Retorno Couraçado de propulsão nuclear 3264 palavras 2026-01-23 13:21:45

Ano 1025 da Era do Vapor, 14 de setembro. A Diretoria Geral de Informações do Império de São Soco, na Península de Cris, recebeu novas notícias de um informante da região de Oakley. Um oficial de inteligência de São Soco na Península de Cris redigiu uma carta secreta, amarrou-a à pata de um falcão treinado e deu-lhe uma pílula especial.

O falcão, então, decolou animado, atravessou o mar azul e pousou discretamente em uma casa modesta no bairro popular do porto de São Soco. A pessoa no quarto retirou o anel da pata do falcão, pegou a tira de código e enviou a mensagem cifrada por telégrafo à capital imperial.
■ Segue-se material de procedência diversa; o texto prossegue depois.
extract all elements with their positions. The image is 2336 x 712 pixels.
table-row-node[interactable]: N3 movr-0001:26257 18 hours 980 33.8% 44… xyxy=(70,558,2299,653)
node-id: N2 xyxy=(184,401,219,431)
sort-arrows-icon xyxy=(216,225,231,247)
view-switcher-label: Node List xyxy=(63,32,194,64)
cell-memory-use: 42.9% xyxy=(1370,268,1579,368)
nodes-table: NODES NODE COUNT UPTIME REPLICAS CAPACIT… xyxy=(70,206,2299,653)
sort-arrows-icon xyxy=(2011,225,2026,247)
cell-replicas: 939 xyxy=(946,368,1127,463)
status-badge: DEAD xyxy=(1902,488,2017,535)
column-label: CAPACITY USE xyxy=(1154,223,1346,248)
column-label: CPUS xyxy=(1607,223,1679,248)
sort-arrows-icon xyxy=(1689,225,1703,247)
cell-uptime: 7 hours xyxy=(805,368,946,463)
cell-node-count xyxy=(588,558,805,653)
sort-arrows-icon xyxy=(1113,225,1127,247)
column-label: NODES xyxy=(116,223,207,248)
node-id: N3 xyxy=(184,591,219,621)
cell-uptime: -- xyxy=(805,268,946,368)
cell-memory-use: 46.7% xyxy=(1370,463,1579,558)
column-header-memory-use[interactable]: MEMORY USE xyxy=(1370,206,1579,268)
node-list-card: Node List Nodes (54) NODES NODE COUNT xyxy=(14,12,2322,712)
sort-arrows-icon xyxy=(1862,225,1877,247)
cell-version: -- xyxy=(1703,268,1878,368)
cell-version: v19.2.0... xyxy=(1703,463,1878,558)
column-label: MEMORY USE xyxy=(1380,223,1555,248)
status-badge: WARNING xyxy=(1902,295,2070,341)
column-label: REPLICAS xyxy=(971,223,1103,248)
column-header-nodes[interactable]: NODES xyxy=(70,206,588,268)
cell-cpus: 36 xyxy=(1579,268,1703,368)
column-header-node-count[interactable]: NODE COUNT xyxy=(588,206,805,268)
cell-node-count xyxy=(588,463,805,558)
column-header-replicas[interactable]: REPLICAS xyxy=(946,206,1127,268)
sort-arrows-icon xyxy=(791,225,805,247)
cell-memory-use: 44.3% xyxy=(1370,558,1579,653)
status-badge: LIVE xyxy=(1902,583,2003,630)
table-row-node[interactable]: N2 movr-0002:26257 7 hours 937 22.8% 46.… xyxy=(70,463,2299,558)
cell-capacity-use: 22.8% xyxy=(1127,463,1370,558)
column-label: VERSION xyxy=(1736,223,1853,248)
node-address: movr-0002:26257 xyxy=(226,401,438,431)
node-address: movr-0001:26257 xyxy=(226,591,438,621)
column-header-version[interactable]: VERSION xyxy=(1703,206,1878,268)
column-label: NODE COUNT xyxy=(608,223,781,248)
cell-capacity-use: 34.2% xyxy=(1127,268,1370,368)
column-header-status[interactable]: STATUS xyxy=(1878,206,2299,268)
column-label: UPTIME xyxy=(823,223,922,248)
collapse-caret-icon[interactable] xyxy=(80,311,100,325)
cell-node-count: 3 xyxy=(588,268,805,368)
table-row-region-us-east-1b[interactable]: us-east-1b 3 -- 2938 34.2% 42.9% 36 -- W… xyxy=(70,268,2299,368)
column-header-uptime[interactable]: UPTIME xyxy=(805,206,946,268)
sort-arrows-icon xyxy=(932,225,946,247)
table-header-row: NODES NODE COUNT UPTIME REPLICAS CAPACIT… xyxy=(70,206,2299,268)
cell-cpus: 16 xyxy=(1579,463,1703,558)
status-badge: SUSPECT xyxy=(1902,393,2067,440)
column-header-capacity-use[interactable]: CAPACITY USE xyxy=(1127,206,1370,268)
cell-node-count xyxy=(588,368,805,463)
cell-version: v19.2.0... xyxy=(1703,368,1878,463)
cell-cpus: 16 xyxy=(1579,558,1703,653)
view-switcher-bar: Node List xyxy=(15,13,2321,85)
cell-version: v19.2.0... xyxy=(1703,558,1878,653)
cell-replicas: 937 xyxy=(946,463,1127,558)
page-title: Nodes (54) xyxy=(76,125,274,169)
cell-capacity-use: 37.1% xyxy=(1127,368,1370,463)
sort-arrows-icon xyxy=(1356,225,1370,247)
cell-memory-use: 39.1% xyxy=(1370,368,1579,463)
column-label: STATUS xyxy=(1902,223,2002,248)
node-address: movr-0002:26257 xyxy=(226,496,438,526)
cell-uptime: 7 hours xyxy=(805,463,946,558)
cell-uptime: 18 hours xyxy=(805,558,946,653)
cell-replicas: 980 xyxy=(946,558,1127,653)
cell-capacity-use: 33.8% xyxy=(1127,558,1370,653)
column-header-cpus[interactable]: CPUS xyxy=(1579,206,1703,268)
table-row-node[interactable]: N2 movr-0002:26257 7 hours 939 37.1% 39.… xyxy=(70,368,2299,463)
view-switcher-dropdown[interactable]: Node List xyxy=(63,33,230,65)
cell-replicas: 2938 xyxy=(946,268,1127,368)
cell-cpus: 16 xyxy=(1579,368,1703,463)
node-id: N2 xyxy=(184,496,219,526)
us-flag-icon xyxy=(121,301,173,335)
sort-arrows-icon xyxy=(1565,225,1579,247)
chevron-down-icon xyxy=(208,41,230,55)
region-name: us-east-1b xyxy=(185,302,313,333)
Naquela tarde, risadas alegres do imperador ecoaram na iluminada Torre Celestial de São Soco. Segundo os criados do bairro imperial, fazia mais de dez anos que não ouviam Sua Majestade rir com tamanha satisfação. Os acontecimentos em Oakley eram motivo de contentamento para o imperador.

Naquela noite, nos escritórios atrás das portas de madeira do Ministério Imperial de Inteligência, o diretor-geral sentou-se à sua mesa preta. Canhong, recém-chegado à sede em segredo, sentou-se diante de Xu Ling. Assim que Canhong retirou o manto negro, Xu Ling reconheceu o visitante, levantou-se e saudou, mas Canhong acenou, pedindo que se sentasse.

Quando ambos se acomodaram, Canhong folheava documentos e, com o rosto impassível de Xu Ling diante de si, perguntou: “Agora está confirmado que ele (Binghe do Fogo das Armas) apareceu em Vikra?”

Xu Ling respondeu: “Sim, Alteza. E, segundo nossos espiões, ele não está sob custódia de Oka nem de Oakley.”

Canhong examinou os papéis, sem levantar a cabeça, e afirmou: “As últimas ordens de Sua Majestade são: primeiro, confirmar com precisão o paradeiro dele; segundo, o imperador deseja saber mais sobre o que realmente aconteceu na noite de 4 de setembro. O imperador está muito interessado no ataque com foguetes ocorrido em Oakley.”

Xu Ling arqueou as sobrancelhas e respondeu lentamente: “Entendido, Senhor.”

Como cão de guarda da realeza, por vezes é necessário interpretar as intenções ocultas dos membros da Casa Imperial. Alguns assuntos jamais serão declarados abertamente; cabe ao departamento de inteligência tomar a iniciativa. Por exemplo, agora os reais querem uma investigação minuciosa sobre o incidente de 4 de setembro em Vikra. Buscar informações sobre mísseis guiados à distância não pode se limitar a Vikra e Oka, mas deve ir à raiz da tecnologia do Fogo das Armas — a família Gunyan.

Espionar secretamente as linhas de produção confidenciais da família Gunyan exige que o Ministério Imperial de Inteligência execute as tarefas sujas por iniciativa própria. Assim, caso algo venha à tona, haverá peões para assumir a culpa.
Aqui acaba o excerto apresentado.